L’an dernier, plusieurs dizaines de personnalités ont demandé qu’une station de métro porte le nom de « Commune de Paris 1871 ».
Des individus, des élus et des organisations les ont soutenues. En décembre dernier, le Conseil de Paris a pris le relais en demandant que la station Belleville devienne « Belleville-Commune de Paris 1871  ». Partie prenante de l’appel, notre association ne peut bien sûr que se réjouir de ce puissant mouvement.

Nous suggérons qu’il pousse vers un peu plus loin encore. En 1880, les communardes et communards ont été amnistiés. Mais l’effacement de la peine n’était pas celle de la faute supposée. L’amnistie était l’oubli, pas la réhabilitation.

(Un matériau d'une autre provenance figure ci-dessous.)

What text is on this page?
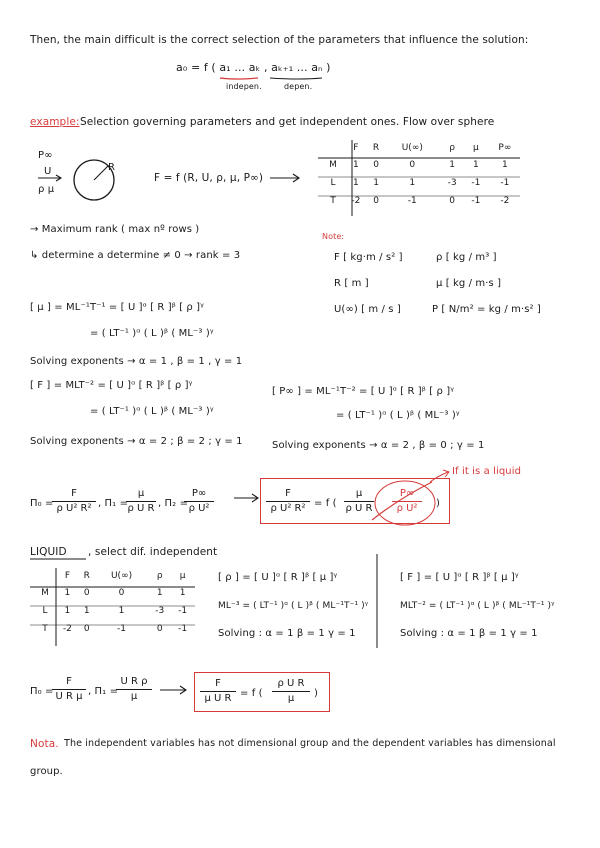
Then, the main difficult is the correct selection of the parameters that influence the solution:
a₀ = f ( a₁ ... aₖ , aₖ₊₁ ... aₙ )
indepen.	depen.
example: Selection governing parameters and get independent ones. Flow over sphere
P∞
U
ρ μ
R
F = f (R, U, ρ, μ, P∞)
	F	R	U(∞)	ρ	μ	P∞
M	1	0	0	1	1	1
L	1	1	1	-3	-1	-1
T	-2	0	-1	0	-1	-2
→ Maximum rank ( max nº rows )
↳ determine a determine ≠ 0 → rank = 3
Note:
F [ kg·m / s² ]	ρ [ kg / m³ ]
R [ m ]	μ [ kg / m·s ]
U(∞) [ m / s ]	P [ N/m² = kg / m·s² ]
[ μ ] = ML⁻¹T⁻¹ = [ U ]ᵅ [ R ]ᵝ [ ρ ]ᵞ
= ( LT⁻¹ )ᵅ ( L )ᵝ ( ML⁻³ )ᵞ
Solving exponents → α = 1 , β = 1 , γ = 1
[ F ] = MLT⁻² = [ U ]ᵅ [ R ]ᵝ [ ρ ]ᵞ
= ( LT⁻¹ )ᵅ ( L )ᵝ ( ML⁻³ )ᵞ
Solving exponents → α = 2 ; β = 2 ; γ = 1
[ P∞ ] = ML⁻¹T⁻² = [ U ]ᵅ [ R ]ᵝ [ ρ ]ᵞ
= ( LT⁻¹ )ᵅ ( L )ᵝ ( ML⁻³ )ᵞ
Solving exponents → α = 2 , β = 0 ; γ = 1
Π₀ =
F
ρ U² R² , Π₁ =
μ
ρ U R , Π₂ =
P∞
ρ U²
F
ρ U² R² = f (
μ
ρ U R
P∞
ρ U²	)
If it is a liquid
LIQUID , select dif. independent
	F	R	U(∞)	ρ	μ
M	1	0	0	1	1
L	1	1	1	-3	-1
T	-2	0	-1	0	-1
[ ρ ] = [ U ]ᵅ [ R ]ᵝ [ μ ]ᵞ
ML⁻³ = ( LT⁻¹ )ᵅ ( L )ᵝ ( ML⁻¹T⁻¹ )ᵞ
Solving : α = 1 β = 1 γ = 1
[ F ] = [ U ]ᵅ [ R ]ᵝ [ μ ]ᵞ
MLT⁻² = ( LT⁻¹ )ᵅ ( L )ᵝ ( ML⁻¹T⁻¹ )ᵞ
Solving : α = 1 β = 1 γ = 1
Π₀ =
F
U R μ , Π₁ =
U R ρ
μ
F
μ U R = f (
ρ U R
μ	)
Nota. The independent variables has not dimensional group and the dependent variables has dimensional
group.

Libres, mais coupables… Dans ces temps troublés, quel signe enthousiasmant ce serait, si les autorités de la République décidaient de décréter officiellement que la Commune n’était pas coupable et que ses partisans ne méritaient ni la mort, ni la prison, ni le bagne, ni l’exil.

Dire officiellement que la Commune, sociale, patriote, féministe, internationaliste, est partie intégrante du patrimoine national ; ce serait un beau trait de lumière, dans un moment bien sombre.